The girl stood in the middle of the room. She edged about as if unable to find a place on the floor to put her feet.
“Ha, ha, ha,” bellowed the mother. “Dere she stands! Ain’ she purty? Lookut her! Ain’ she sweet, deh beast? Lookut her! Ha, ha, lookut her!”
She lurched forward and put her red and seamed hands upon her daughter’s face. She bent down and peered keenly up into the eyes of the girl.
“Oh, she’s jes’ dessame as she ever was, ain’ she? She’s her mudder’s purty darlin’ yit, ain’ she? Lookut her, Jimmie! Come here, fer Gawd’s sake, and lookut her.”
The loud, tremendous sneering of the mother brought the denizens of the Rum Alley tenement to their doors. Women came in the hallways. Children scurried to and fro.
“What’s up? Dat Johnson party on anudder tear?”
“Naw! Young Mag’s come home!”
“Deh hell yeh say?”
Through the open doors curious eyes stared in at Maggie. Children ventured into the room and ogled her, as if they formed the front row at a theatre. Women, without, bended toward each other and whispered, nodding their heads with airs of profound philosophy. A baby, overcome with curiosity concerning this object at which all were looking, sidled forward and touched her dress, cautiously, as if investigating a red-hot stove. Its mother’s voice rang out like a warning trumpet. She rushed forward and grabbed her child, casting a terrible look of indignation at the girl.

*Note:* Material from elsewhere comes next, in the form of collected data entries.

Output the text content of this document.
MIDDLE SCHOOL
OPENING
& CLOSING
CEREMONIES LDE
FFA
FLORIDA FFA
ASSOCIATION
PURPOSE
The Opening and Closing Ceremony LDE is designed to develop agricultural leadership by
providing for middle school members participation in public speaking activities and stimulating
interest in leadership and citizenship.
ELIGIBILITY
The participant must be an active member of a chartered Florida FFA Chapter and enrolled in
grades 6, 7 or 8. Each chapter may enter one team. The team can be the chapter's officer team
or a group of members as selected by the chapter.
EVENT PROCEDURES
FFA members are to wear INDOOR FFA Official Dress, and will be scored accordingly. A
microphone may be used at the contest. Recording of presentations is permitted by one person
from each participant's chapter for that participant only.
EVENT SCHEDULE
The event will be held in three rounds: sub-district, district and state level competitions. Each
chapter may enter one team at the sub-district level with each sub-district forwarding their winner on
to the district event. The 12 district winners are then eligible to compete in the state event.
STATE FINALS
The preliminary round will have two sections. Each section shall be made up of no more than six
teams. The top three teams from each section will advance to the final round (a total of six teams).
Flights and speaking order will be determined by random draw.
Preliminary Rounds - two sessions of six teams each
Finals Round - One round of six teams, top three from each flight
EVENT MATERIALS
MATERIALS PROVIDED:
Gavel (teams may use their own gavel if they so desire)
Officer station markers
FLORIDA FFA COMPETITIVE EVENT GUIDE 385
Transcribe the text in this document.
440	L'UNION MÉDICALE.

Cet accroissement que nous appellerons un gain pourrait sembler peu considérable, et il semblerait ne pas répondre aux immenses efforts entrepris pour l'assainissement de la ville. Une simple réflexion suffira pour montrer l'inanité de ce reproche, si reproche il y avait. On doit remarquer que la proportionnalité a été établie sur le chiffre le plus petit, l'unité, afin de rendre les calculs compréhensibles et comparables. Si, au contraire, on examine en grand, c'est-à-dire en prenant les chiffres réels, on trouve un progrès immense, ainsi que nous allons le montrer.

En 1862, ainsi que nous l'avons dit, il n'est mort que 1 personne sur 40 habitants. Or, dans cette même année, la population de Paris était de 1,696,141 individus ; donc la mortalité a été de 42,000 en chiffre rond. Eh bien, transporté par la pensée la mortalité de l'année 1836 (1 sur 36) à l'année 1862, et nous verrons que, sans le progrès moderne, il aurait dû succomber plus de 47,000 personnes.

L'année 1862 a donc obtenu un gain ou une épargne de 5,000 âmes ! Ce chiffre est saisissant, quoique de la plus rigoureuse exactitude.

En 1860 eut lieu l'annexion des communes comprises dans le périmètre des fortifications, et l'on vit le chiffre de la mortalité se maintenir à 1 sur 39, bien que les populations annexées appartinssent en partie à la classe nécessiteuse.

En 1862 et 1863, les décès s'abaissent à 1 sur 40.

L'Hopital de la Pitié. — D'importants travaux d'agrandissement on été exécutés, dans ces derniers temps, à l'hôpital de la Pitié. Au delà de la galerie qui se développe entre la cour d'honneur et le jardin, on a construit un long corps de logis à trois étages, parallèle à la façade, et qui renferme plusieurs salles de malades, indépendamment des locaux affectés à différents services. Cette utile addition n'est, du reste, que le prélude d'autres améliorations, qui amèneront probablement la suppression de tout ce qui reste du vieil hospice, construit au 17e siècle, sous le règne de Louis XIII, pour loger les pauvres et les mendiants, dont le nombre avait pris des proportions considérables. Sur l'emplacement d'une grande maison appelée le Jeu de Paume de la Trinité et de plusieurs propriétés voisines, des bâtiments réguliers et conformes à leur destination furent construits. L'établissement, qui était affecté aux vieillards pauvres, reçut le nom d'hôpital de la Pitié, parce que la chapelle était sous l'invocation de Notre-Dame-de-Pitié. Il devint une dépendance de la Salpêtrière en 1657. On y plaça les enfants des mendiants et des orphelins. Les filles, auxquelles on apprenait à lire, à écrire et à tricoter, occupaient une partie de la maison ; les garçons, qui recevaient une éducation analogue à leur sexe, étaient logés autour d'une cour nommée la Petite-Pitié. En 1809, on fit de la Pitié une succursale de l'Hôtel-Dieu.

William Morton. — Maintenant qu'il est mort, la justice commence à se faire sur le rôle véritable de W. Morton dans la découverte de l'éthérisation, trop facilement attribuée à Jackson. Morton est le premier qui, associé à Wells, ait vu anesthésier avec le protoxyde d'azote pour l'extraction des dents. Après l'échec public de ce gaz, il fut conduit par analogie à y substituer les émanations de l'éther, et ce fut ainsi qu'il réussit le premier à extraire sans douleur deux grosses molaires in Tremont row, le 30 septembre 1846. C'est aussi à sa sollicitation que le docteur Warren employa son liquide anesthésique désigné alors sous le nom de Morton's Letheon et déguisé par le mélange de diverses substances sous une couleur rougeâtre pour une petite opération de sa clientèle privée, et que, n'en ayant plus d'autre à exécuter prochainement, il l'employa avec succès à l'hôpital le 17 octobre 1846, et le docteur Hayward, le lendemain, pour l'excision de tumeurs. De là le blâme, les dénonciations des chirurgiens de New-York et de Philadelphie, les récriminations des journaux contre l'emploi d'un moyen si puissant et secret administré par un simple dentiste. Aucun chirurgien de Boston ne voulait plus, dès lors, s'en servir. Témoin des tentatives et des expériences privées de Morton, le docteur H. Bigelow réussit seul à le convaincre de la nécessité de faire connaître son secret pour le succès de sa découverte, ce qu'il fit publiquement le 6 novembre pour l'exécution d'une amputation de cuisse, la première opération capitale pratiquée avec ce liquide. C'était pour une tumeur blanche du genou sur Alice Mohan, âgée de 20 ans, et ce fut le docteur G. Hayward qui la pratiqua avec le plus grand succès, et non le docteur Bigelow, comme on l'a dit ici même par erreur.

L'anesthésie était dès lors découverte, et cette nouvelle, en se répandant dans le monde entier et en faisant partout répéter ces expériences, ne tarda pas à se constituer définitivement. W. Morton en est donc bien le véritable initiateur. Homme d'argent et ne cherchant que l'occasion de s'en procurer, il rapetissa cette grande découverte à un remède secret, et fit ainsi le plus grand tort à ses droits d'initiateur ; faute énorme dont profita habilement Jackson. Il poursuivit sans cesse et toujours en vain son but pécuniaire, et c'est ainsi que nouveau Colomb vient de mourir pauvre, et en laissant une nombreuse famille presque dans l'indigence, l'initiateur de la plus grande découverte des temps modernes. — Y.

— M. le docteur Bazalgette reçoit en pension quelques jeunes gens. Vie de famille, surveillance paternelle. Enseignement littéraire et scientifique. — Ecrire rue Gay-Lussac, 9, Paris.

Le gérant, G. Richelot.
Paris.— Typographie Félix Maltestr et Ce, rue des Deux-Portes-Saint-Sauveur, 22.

Maggie’s mother paced to and fro, addressing the doorful of eyes, expounding like a glib showman at a museum. Her voice rang through the building.
“Dere she stands,” she cried, wheeling suddenly and pointing with dramatic finger. “Dere she stands! Lookut her! Ain’ she a dindy? An’ she was so good as to come home teh her mudder, she was! Ain’ she a beaut’? Ain’ she a dindy? Fer Gawd’s sake!”
The jeering cries ended in another burst of shrill laughter.
The girl seemed to awaken. “Jimmie—”
He drew hastily back from her.
“Well, now, yer a hell of a t’ing, ain’ yeh?” he said, his lips curling in scorn. Radiant virtue sat upon his brow and his repelling hands expressed horror of contamination.